Seals on Long Island: Special Presentation
First, a very special thanks to my wife Sue for providing the excellent narration. Who needs Sigourney Weaver when you're married to a marine biologist! Her hands on experience from working with these animals brought a unique perspective to this project. Her scientific knowledge helped me to piece together the narrative, and form the story. We have some future collaborative efforts in the early stages of planning, and I'm sure you'll be hearing more from her in the future.
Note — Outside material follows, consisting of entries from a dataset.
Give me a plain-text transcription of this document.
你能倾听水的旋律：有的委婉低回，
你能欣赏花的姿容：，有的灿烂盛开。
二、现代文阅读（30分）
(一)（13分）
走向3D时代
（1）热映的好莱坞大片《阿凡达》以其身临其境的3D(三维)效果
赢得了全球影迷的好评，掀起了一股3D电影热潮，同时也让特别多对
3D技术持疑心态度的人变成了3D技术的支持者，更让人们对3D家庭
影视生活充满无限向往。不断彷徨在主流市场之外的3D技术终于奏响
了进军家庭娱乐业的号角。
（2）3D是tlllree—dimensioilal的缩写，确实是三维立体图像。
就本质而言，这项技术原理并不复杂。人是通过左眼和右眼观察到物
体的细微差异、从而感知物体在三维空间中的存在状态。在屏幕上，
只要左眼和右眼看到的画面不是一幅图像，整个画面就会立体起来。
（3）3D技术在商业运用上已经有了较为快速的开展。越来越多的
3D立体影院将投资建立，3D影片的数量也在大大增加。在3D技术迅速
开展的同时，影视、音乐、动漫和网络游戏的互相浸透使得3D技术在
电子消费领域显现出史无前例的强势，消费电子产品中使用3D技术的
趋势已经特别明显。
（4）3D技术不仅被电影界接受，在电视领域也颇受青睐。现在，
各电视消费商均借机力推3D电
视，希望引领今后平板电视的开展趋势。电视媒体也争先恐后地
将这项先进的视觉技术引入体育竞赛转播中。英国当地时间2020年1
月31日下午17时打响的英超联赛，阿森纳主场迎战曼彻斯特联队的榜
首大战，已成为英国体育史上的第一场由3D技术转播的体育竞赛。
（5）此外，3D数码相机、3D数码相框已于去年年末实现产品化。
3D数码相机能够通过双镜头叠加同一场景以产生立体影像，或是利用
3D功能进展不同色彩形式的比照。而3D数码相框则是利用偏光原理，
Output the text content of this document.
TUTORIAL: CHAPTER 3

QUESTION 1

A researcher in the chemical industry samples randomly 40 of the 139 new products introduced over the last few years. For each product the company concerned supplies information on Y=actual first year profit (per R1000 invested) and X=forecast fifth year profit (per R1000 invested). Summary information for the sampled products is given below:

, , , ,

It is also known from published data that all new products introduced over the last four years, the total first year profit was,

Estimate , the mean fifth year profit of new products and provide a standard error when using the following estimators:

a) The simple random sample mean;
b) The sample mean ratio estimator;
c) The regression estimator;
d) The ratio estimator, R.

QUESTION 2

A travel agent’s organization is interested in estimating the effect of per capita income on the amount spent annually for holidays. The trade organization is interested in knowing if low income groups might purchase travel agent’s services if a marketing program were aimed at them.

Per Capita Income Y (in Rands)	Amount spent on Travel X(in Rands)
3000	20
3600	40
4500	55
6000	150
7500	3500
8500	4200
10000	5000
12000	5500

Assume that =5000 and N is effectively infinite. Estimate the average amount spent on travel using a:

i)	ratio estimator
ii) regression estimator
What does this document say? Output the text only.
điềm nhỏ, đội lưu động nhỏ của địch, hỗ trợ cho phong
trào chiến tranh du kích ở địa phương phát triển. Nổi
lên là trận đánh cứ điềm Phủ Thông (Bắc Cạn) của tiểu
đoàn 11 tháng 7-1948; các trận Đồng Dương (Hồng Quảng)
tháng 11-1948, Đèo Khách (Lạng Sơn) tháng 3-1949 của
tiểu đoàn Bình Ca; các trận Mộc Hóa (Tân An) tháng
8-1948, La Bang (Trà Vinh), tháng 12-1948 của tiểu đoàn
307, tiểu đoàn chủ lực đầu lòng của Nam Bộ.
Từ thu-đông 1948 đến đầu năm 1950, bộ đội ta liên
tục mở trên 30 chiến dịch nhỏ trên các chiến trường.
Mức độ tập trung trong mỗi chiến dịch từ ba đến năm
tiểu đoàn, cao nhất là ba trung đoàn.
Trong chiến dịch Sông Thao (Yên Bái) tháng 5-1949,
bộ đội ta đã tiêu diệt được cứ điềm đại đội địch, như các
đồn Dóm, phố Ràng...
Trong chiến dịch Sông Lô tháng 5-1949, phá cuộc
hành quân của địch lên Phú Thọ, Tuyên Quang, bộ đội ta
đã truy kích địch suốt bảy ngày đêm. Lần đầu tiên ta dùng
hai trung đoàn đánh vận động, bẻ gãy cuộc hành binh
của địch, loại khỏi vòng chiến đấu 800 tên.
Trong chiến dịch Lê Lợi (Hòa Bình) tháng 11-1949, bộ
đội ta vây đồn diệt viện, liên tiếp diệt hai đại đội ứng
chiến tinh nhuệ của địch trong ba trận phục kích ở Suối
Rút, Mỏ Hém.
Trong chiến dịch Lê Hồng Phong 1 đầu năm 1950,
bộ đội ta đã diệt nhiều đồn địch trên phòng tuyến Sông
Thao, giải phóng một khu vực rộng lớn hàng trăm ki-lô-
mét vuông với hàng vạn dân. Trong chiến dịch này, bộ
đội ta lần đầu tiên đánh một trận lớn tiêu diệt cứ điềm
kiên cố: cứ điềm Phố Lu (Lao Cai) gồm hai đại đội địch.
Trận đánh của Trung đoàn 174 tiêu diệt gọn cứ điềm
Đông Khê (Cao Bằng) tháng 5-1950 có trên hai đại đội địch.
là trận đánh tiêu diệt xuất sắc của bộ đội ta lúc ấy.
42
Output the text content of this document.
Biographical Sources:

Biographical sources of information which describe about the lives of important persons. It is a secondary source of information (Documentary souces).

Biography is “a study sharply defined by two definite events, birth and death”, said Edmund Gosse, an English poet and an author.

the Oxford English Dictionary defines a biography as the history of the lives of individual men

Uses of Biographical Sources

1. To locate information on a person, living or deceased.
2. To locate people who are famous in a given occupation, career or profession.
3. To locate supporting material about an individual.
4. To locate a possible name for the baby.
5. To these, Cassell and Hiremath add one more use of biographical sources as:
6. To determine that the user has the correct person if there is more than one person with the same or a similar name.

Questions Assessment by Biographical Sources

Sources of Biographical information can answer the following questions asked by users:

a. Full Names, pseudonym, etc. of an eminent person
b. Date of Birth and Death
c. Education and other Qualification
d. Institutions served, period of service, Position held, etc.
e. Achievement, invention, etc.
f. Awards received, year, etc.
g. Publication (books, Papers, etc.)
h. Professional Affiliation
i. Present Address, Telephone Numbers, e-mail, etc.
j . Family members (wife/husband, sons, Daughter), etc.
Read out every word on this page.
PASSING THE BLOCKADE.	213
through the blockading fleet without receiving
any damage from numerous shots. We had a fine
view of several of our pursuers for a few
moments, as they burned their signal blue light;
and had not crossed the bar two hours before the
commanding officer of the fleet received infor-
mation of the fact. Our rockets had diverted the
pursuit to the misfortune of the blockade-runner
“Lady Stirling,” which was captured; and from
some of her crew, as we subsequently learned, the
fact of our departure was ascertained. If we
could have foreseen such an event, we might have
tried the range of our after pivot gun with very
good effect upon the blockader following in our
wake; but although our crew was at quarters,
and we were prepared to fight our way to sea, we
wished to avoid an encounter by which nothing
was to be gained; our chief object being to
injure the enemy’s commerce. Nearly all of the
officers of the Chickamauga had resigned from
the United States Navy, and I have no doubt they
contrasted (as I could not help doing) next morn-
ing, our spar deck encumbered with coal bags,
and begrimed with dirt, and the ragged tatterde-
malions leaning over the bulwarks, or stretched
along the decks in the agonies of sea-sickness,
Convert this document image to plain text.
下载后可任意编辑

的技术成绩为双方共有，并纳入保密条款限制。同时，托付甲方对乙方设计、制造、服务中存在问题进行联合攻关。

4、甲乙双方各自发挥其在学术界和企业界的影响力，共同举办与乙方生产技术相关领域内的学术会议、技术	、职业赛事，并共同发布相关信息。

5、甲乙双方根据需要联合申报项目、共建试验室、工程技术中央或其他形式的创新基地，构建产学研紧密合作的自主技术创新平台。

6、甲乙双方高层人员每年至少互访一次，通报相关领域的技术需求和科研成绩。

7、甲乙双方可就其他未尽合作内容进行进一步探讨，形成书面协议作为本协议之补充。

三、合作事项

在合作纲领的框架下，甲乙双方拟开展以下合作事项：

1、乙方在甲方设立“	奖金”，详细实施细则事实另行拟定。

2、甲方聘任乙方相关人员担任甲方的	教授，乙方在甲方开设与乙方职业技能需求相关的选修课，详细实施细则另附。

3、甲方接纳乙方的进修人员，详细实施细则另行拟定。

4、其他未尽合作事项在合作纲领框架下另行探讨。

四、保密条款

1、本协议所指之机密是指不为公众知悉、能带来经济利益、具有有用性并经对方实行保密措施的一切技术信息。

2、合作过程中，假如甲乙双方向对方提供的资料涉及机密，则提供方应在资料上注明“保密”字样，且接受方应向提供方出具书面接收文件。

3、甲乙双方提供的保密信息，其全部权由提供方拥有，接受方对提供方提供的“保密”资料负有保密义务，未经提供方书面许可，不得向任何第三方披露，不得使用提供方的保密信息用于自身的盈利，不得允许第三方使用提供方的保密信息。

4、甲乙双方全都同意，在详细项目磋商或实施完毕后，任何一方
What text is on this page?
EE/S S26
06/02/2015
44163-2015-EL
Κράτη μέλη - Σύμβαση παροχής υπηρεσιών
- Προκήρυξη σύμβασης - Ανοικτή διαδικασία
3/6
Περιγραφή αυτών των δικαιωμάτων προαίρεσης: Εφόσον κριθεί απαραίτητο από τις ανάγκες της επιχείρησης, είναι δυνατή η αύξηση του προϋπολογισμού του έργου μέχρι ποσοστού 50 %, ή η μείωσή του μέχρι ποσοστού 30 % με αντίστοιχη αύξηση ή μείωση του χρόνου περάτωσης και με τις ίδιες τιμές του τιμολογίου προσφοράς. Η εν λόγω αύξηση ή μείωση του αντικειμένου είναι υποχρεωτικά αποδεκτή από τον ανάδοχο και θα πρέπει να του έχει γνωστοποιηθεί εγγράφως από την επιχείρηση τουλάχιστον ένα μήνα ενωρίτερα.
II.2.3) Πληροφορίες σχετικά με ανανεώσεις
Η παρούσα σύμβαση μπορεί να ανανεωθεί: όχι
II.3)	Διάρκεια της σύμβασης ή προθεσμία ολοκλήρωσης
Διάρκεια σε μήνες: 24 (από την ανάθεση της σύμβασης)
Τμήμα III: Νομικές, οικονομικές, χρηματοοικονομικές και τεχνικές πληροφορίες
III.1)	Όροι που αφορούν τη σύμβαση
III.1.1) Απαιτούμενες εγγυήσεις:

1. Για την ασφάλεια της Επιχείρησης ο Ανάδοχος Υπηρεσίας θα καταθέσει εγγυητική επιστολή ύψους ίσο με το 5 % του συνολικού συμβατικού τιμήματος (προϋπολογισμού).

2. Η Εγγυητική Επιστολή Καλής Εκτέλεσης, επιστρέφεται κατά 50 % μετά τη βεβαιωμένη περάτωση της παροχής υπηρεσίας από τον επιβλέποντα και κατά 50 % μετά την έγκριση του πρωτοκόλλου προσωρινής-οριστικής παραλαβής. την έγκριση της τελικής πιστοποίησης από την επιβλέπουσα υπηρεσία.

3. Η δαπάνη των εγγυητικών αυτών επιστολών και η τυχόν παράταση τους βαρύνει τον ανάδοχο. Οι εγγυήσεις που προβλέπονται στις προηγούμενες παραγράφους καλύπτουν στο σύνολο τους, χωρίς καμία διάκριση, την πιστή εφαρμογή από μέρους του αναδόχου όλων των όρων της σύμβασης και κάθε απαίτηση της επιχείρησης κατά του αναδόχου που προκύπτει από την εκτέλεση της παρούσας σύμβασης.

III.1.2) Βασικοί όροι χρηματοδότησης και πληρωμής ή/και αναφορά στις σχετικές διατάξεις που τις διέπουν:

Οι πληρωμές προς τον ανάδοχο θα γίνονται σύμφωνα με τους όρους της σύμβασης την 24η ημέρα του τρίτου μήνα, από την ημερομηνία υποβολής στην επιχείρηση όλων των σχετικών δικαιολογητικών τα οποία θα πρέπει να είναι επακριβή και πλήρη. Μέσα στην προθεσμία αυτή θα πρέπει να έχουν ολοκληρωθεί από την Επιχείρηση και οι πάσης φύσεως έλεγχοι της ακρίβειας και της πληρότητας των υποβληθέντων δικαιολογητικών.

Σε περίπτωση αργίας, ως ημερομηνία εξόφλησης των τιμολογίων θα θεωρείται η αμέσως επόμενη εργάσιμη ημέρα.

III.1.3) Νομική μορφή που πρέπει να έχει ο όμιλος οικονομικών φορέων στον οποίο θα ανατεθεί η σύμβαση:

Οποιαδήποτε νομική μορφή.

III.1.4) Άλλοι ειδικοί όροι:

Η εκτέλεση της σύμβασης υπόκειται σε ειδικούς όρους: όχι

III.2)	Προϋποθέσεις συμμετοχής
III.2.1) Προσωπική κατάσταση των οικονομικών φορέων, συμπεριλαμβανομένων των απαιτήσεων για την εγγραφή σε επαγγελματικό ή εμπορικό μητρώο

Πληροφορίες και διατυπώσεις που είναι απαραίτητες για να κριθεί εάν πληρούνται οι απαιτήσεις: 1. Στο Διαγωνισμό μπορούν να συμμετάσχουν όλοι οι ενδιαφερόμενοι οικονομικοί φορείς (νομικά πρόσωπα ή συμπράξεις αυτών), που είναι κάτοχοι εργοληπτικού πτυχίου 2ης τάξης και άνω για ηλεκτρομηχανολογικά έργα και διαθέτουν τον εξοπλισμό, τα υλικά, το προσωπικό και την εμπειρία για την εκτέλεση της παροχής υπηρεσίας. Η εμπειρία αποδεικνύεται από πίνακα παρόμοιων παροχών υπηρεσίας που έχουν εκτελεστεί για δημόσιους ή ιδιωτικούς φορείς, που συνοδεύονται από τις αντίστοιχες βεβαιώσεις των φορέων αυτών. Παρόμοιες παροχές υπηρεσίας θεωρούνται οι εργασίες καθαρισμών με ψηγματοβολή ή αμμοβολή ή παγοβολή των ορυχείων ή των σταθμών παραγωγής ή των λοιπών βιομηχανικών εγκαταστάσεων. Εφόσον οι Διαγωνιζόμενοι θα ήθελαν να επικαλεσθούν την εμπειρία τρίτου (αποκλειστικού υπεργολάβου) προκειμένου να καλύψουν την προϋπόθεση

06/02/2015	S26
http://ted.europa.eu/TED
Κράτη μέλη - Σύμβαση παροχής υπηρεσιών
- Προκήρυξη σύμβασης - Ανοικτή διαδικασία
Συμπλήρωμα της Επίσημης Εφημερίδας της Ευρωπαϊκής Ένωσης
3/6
For the past 6 months I've had the opportunity to photograph seals in a wide variety of situations. During that time I witnessed some incredible moments. There is one in particular that really stands out. It was the feeling of joy I got as I drove home from a "Seal Release". After months of rehabilitation, this beautiful animal was released from his cage, and made a frantic sprawl for the ocean. In a matter of seconds, he splashed back into the ocean, healthy and free.
I also have a new found respect for the staff and volunteers at the Riverhead Foundation for Marine Research and Preservation. On those brutally cold winter days, I thought I was freezing, but these dedicated people actually wade INTO the water to help animals in need. They work hard to make our planet a better place, and I thank them for their tireless efforts. If you are interested in getting involved, check out their website.
For the gear heads, here are the technical details:
All still images were shot with Canon 40D's. I used a wide variety of lenses from 17-40, to 70-200, and a 400mm. Gitzo tripods, and a Canon 580EXII flash. The sounds of the ocean were recorded witha Zoom H2 field recorder. This was also used to record the narrative which was edited in Garageband. The soundtrack was then edited in Garageband and imported into Soundslides. All images were sorted with Lightroom 2, and edited with Photoshop CS4.